This doesn't mean that CCP is perfect. It is 5 years old and continuing to grow, and as with most growing things changes need to happen for it to flourish. We've been listening carefully to the feedback from users and participants in CCP, and know some areas where we need to make improvements. For instance, the application process is too time-consuming, the role structure is too prescriptive, and we need to ensure that the NCSC is providing the right level of support to the assessors to ensure they can continue to do their jobs effectively as the scheme evolves.

So what are we doing? For a start, we’re considering how to change from assessing people against role definitions to certifying people in cyber security specialisms (eg risk, architecture, audit & review). This will enable the process to focus on the skills that really matter. We are working with the Certification Bodies (CBs) on this. We'll also work with them on how to streamline the evidence requirements for the specialisms, as well as recognising existing qualifications as part of the assessment process.

This will all take time but we'll make sure that as and when the assessment criteria change, people who are certified will be given time to transition into the new process.

We're committed to CCP. It’s here because we need it. CCP is a demonstration of competence and as such is a much-needed benchmark for what is good in cyber security practice.

We'll keep you updated as things progress.

See Anne W and Jon L's blog 'Putting the NCSC's badge on it..' if you want to learn more about what is happening with NCSC's assurance work.

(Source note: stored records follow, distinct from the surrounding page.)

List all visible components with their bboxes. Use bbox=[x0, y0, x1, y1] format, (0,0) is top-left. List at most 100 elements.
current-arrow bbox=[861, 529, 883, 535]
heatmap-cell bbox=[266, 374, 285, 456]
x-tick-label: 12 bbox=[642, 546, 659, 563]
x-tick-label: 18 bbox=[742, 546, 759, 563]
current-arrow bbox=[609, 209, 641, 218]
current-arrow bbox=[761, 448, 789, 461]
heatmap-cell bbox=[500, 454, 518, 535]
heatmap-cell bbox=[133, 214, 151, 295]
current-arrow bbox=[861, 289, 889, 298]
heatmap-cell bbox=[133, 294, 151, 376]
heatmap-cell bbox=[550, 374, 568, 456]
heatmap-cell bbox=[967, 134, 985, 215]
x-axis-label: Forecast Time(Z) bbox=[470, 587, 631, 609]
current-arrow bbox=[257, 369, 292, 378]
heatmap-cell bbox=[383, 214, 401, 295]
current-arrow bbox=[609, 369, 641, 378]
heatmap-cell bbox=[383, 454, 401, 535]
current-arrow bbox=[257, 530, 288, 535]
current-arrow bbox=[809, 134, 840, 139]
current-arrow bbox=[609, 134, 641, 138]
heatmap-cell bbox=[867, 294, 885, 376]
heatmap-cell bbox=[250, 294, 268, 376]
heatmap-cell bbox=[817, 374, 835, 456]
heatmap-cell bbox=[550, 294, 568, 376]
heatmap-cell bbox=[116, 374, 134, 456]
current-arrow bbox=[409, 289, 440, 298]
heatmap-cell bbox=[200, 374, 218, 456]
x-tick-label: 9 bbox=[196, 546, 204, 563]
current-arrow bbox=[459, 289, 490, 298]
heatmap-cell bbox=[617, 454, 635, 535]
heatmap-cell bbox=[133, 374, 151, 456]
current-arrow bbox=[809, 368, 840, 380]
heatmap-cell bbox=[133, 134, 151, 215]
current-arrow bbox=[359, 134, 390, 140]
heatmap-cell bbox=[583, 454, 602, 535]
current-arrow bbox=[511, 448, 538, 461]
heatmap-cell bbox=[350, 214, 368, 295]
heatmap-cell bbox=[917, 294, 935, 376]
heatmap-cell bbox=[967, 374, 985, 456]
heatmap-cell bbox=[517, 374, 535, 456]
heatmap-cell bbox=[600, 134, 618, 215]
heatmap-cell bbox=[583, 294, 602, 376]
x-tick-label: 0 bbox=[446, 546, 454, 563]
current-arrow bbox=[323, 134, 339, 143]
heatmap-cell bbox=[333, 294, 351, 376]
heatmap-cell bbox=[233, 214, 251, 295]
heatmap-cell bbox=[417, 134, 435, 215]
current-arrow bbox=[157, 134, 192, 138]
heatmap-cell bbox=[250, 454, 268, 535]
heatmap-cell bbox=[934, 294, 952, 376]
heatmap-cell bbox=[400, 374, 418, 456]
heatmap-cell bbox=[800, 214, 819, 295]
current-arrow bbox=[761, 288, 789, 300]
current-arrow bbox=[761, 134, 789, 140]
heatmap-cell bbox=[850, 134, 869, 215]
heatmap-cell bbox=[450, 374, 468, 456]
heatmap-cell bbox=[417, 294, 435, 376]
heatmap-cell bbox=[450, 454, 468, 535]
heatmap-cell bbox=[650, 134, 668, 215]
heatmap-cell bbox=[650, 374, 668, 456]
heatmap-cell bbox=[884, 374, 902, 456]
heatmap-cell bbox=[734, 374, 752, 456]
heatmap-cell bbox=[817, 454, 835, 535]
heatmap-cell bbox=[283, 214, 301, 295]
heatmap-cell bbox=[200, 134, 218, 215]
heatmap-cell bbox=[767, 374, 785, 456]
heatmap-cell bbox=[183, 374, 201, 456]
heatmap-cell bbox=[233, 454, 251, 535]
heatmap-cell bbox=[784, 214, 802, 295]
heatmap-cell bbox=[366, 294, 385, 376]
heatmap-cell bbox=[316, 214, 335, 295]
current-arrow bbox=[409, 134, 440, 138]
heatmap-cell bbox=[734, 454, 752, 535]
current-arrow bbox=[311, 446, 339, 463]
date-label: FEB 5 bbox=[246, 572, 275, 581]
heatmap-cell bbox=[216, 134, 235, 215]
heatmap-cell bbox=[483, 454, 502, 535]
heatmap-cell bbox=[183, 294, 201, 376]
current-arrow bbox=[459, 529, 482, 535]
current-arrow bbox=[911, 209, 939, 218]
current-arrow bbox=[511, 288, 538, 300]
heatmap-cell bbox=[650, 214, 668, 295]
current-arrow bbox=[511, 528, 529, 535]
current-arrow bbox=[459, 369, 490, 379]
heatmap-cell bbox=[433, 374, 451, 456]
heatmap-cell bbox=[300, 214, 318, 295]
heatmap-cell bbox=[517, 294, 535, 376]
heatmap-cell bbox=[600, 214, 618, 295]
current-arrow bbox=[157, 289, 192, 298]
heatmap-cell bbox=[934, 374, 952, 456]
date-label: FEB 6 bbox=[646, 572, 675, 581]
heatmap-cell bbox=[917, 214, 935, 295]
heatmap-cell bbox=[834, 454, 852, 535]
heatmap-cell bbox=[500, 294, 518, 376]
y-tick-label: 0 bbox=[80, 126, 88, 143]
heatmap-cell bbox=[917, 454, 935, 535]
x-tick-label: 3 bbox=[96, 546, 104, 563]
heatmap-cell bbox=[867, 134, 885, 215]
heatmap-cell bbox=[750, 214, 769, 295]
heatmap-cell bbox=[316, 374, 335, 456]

Here is more information about the Certified Professional scheme.

Chris Ensor
Deputy Director for Cyber Skills & Growth

5 comments

Steve Trease - 31 May 2017
Interesting. Not heard of CCP before. A link to what the scheme is and who/what it is aimed at would be useful.
Chris E - 01 Jun 2017
Steve, thank you for the feedback. We have added the link to give more information about the scheme to the blog.
Max - 01 Jun 2017
As a purely 'private sector' holder of a CCP qualification in architecture I'd advocate reviewing how to make the scheme more relevant to non-government organisations. That includes, not just consultancies and consultants who sell into government. I went through the process very recently and was told that it was 'highly unusual' and 'refreshing' to see someone present only private sector evidence.
Tim D Williams - 25 Jun 2017
As a former member of the CLAS scheme and current holder of CCP qualifications, it is reassuring to read about the NCSC's commitment to CCP. While the original CCP roles may not be working perfectly for candidates or employers, I do feel that before making any significant changes to the structure of CCP in-depth consideration should be given to what has been learned by other organisations e.g. 1 the UK National Personnel Standards for Information Security published in 2016 by The Tech Partnership e.g. 2. the work done in the USA by NICE on their Cyber Security Workforce Framework and NIST's draft SP 800-181. That scheme not only allows for abstractions (categories and speciality areas) and specifies the Knowledge, Skills and Abilities required to fulfil particular roles but also clearly sets out the typical collaborations and information exchanges between roles, something that is less clear in the current CCP roles. It would be great if the CCP scheme could help to establish Britain as a world leader in personnel standards for Cyber Security by covering important things which are not present in other frameworks within a coherent overall framework which can easily be compared with, related to and where appropriate used in conjunction with other references.
Cyber Skills & Growth team - 12 Jul 2017
Tim, Thank you for your thoughtful and detailed comment on the blog; it’s always really valuable to have comments like yours. At the start of our certification programmes for people, education (university degrees) and training, we decided to use the IISP Skills Framework, on the basis that it has a good foundation of the skills groups applicable to cyber security, whilst at the same time allowing flexibility to build on that general foundation with supplementary detail to define in greater detail the breadth and depth of knowledge and capability in cyber security specialisms. As a result, the NCSC has used this framework to promote coherence across its people, education and training programmes. (It’s also used to assess membership of the IISP, making its use even more widespread in the UK and probably beyond). As you know from the blog, the NCSC aims to move from role certification to skillset/specialism certification for CCP (with an appropriate transitional period for those affected). This will enable a better fit between jobs and people (the right skills for the job instead of shoe-horning a role into a job it doesn’t really match). You may also like to be aware of the CyBOK project (Cyber Security Body of Knowledge – see www.cybok.org.uk ). This aims to compile a guide to a comprehensive body of knowledge for free and open access. The project is being funded by the National Cyber Security Programme and it aims to provide knowledge and learning outcomes for educational and professional levels and some career learning pathways, which should help us all to cover those important things that you rightly mention in your last sentence. Thank you again for your comments.